Volviendo a la del equipo, hay que recordar que acá se ganó el último scudetto hace 33 híper-simbólicos años, durante la única e irrepetible era maradoniana que vio el Nápoli triunfar en Italia (dos scudetti, una copa y una supercopa nacional) y en Europa (una Copa Uefa). El equipo de hoy – un plantel que tiene 19 jugadores extranjeros, un argentino (Giovanni el Cholito Simeone), sin campeones renombrados – fue capaz de destruir una dictadura futbolística del norte de Italia en la cual dominaron Juventus con 15 títulos, Milan con 8 e Inter con 6, dejando la sensación que los éxitos de Sampdoria (1991), Lazio (2000) y Roma (2001) fueron accidentes de la historia. 

El Nápoli del presidente-productor cinematográfico Aurelio De Laurentiis que hace 19 años dio vida al nuevo Nápoli después de la quiebra empresarial, del iluminado director deportivo Cristiano Giuntoli y del visionario entrenador Luciano Spalletti ofrece su imagen a la Italia y al mundo de «obra maestra sostenible». Así escribió el diario La Gazzetta dello Sport de obsequio a una de las categorías políticas del siglo XXI. Una sostenibilidad económica y societaria.
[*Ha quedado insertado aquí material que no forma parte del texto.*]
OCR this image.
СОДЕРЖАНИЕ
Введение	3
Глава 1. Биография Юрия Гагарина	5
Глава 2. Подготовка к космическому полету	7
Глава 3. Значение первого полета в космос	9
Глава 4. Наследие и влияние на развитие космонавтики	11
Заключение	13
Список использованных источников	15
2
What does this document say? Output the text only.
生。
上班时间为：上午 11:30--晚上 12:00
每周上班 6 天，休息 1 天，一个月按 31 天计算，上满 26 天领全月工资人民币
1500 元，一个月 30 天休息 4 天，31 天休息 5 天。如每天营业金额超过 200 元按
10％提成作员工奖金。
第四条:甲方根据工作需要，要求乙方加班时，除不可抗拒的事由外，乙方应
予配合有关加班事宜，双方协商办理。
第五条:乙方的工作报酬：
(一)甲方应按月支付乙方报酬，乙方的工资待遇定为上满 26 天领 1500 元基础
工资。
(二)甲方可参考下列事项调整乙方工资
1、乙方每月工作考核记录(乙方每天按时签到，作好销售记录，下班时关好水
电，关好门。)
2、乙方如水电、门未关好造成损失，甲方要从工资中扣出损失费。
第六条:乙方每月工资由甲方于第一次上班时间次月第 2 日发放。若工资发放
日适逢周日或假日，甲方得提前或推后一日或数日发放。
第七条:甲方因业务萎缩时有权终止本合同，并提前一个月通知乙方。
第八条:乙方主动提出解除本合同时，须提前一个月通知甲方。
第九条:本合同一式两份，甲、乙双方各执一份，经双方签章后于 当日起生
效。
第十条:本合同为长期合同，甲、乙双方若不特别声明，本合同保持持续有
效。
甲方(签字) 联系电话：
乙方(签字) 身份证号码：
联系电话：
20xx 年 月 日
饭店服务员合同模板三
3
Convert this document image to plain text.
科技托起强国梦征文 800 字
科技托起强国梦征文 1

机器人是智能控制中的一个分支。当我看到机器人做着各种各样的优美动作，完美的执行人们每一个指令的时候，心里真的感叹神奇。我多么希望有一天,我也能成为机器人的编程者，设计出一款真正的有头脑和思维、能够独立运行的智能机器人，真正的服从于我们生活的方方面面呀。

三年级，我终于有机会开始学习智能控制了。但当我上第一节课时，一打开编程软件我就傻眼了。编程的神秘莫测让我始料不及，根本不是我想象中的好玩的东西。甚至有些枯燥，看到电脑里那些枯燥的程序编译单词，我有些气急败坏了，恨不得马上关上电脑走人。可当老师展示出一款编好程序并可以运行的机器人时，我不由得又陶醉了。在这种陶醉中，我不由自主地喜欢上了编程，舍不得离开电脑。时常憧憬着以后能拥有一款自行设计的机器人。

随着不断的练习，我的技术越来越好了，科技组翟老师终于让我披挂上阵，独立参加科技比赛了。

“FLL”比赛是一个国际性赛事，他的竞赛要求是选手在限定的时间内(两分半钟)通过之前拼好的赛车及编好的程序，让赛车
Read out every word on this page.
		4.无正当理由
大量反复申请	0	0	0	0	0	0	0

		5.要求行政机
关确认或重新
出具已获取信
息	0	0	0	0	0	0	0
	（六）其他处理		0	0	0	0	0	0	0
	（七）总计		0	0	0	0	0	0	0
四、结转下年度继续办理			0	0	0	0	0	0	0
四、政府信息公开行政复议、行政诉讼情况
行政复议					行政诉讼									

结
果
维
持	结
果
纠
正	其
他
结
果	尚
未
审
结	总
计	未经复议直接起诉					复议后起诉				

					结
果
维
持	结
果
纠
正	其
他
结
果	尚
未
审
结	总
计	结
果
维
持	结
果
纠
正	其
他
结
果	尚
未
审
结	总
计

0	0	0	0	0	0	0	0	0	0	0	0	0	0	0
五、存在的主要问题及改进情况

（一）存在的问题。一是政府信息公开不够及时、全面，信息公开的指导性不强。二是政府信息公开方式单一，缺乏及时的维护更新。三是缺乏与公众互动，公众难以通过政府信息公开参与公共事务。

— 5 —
Como recuerda el diario La Repubblica, Nápoli «en los últimos diez años ha gastado menos que Juve, Inter, Roma y Milan» llegando a ganar un campeonato con un mes de antelación y sin tener un verdadero rival. Algo difícilmente imaginable en agosto de 2022, cuando, entre el escepticismo de hinchas y medios de comunicación, el equipo empezó la temporada con el lateral derecho Giovanni De Lorenzo por primera vez como capitán, el desconocido georgiano Kvaratskhelia (hoy mago de gambetas y poeta del gol) como zurdo extremo, el coreano Kim en el centro de la defensa y el nigeriano Victor Osimhen, delantero con la camiseta número 9, hasta aquel momento incapaz de mostrar al mundo su fuerza explosiva. Un Nápoli rejuvenecido y profundamente renovado en el alma y en el espíritu que había saludado, con emoción, los protagonistas de las últimas maravillosas y inconclusas temporadas: el talentoso napolitano Lorenzo Insigne, el goleador- recordman Dries Mertens y el “muro” senegalés Kalidou Koulibaly. Un Nápoli muy bien conducido por Luciano Spalletti, 64 años. Maestro de fútbol a su primer y merecido título italiano, Spalletti ganó acá, en la única gran metrópoli italiana con un solo plantel que la representa. Nápoles, una ciudad, un equipo, un pueblo.